Ice climbing at Torre Coldai, Civetta

Torre Coldai hangs ominously above the Civetta ski area in Alleghe. If you are looking for a route in an alpine setting, somewhere that really feels wild and has fantastic quality routes, this is the place. The approach is either quite easy if you ski down to it, or a bit of a slog if you get there on foot. Having done both, the 6 euro ticket (2019) from Piani Pezze to allow you to approach by ski was well worth it.

Approach

Start from the lift station at Piani Pezze, walk up the ski runs towards Torre Coldai, the obvious and closest tower. After a few hundred metres you will reach a junction in the ski run. Here you can either continue directly up the bed of a stream or turn left and continue up the ski runs, increasingly steeply until you can go right through low scrub. The slope above the junction is long, maybe 300m of ascent on either loose rubble or snow. Eventually you climb into a deep corner where you will start to see both Paperoga and Hypercoldai.

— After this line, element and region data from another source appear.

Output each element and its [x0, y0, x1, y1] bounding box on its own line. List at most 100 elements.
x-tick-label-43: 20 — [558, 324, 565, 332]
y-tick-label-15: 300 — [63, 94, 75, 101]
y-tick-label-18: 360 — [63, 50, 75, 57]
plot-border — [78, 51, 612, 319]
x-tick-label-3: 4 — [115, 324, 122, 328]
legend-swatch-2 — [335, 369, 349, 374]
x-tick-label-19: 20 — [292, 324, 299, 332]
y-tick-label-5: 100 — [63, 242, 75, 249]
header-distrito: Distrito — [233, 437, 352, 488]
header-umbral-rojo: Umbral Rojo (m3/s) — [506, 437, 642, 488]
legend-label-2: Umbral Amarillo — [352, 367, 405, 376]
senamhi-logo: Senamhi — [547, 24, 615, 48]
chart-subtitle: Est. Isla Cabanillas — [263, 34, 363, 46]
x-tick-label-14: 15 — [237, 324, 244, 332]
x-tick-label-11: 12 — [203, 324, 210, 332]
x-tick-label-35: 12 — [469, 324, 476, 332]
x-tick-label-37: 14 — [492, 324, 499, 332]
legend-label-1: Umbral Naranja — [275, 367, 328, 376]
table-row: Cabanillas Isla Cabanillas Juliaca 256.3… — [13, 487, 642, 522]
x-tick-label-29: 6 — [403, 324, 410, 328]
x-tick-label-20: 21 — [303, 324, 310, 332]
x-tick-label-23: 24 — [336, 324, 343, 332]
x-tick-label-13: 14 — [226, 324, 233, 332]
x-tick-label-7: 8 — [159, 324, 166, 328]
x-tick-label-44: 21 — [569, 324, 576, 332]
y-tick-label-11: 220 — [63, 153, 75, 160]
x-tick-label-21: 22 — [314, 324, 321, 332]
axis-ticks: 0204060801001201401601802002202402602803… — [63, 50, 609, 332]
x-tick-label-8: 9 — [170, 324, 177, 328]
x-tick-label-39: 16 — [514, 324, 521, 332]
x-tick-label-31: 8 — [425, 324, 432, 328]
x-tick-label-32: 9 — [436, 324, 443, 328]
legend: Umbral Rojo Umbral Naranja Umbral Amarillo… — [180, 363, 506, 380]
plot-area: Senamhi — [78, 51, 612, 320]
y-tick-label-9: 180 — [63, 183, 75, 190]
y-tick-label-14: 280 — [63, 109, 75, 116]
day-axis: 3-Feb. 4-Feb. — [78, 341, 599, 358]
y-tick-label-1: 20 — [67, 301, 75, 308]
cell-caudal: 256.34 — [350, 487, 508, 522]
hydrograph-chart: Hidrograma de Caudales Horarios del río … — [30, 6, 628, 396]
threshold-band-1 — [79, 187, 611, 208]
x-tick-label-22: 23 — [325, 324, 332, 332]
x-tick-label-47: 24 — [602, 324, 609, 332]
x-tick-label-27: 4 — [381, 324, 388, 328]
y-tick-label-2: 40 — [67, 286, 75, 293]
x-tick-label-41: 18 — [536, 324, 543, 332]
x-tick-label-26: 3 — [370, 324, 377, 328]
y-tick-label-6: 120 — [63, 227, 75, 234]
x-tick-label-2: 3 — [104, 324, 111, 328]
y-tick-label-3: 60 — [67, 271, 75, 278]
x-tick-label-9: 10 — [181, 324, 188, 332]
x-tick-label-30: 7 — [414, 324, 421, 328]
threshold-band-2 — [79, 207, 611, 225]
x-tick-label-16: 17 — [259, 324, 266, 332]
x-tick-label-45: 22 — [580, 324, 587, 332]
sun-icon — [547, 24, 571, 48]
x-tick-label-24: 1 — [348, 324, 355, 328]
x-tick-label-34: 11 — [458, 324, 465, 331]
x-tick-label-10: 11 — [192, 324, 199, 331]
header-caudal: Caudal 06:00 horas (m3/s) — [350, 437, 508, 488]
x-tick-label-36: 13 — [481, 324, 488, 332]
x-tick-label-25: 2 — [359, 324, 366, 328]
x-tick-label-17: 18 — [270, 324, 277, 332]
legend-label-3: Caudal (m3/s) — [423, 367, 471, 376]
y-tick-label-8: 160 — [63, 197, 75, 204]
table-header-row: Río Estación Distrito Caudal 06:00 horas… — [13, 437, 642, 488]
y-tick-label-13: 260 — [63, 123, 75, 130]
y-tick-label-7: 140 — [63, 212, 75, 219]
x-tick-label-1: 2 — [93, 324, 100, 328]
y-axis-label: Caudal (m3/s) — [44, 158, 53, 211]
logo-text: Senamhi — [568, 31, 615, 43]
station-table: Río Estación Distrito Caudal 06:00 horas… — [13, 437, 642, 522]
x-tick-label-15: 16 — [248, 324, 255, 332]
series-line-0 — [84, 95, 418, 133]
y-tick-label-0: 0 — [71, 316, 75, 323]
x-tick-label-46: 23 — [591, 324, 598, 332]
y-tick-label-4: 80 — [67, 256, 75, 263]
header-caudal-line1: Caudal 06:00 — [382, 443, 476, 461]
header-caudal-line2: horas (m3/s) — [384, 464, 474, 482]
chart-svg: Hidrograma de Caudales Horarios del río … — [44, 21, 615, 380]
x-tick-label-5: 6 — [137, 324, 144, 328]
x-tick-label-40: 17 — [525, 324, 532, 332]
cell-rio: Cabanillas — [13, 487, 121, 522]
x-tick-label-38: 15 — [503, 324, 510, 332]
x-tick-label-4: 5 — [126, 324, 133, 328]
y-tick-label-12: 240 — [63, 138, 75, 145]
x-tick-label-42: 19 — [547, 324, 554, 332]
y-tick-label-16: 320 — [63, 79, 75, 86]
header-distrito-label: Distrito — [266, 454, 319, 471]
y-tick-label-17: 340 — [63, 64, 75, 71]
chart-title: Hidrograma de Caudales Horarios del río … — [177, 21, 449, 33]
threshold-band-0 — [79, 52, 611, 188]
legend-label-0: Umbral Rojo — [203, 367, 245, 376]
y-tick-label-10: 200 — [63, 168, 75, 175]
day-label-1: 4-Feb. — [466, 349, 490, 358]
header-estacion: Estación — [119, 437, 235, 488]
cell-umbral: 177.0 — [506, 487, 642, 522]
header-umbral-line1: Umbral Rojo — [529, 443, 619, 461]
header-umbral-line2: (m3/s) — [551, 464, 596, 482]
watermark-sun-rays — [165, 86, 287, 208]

Paperoga WI3+ 5-6 pitches 170m ***

A fantastic route which is a full notch easier than Hypercoldai, Paperoga is the first cascade you come to in the gully.

Optional entry) WI2+ 40m, Low down there is an entry pitch which can be taken a number of ways, or which can be circumnavigated by climbing higher up the gully and traversing left, especially after snow.

1) WI3+, 50m The main cascade can be taken anywhere across it’s width, possibly slightly steeper the further right you go.

Climb 30m up a shallow gully to reach a small caveĀ  where there is a rock belay, three old pegs and cord.

2) WI2+, 40m Continue for 40m past a narrowing to a rock belay on the right wall of the gully.

3) WI1, 30m Continue up easy ice to a further rock belay, pegs and tat low down on the right, possibly behind an ice stalactite.

You can continue above for another couple of pitches at a lower grade.

Abseil the route from belays and abalakovs. Belays are in a mixed state of deteriation, take tat and possibly some pitons to supplement the belays. The length given does not include the lower pitch or snow slope transitions.

Hypercoldai WI4 150m ***

This is a world class route – the setting, the ice formations, the climbing it self all add up to make a super special routes. The first couple of pitches are clearly the crux but there are still sections of tough climbing after this.

Continue up the gully past Paperoga until you reach a rock outcrop on the right side of the gully where you will find a rock belay. In general, a small set of nuts was useful on the route to back up pegs.

1) WI4, 35m Climb a surprisingly steep wide section of ice in a gully to a cave on the right where you will find a three peg belay.

2) WI4, 50m Traverse diagonally left to climb around a curtain of ice to a sloping ledge. Now either climb directy with difficulty (4+) or much more easily up to the left. On the right bank of the gully there are two rock belays, the second is better than the first as the pegs appear quite rotten on the first.

3) 60m climb the gully on snow to a corner. There is a thread high up above the niche before the ice steepens again, but the slings are old – an abalokov is probably a better option.

4) WI3+, 60m climb ice in a series of steeps to a cave where you would expect a belay. Step left on thin ice and rock to reach a niche.

Descend on abalokov threads and peg belays.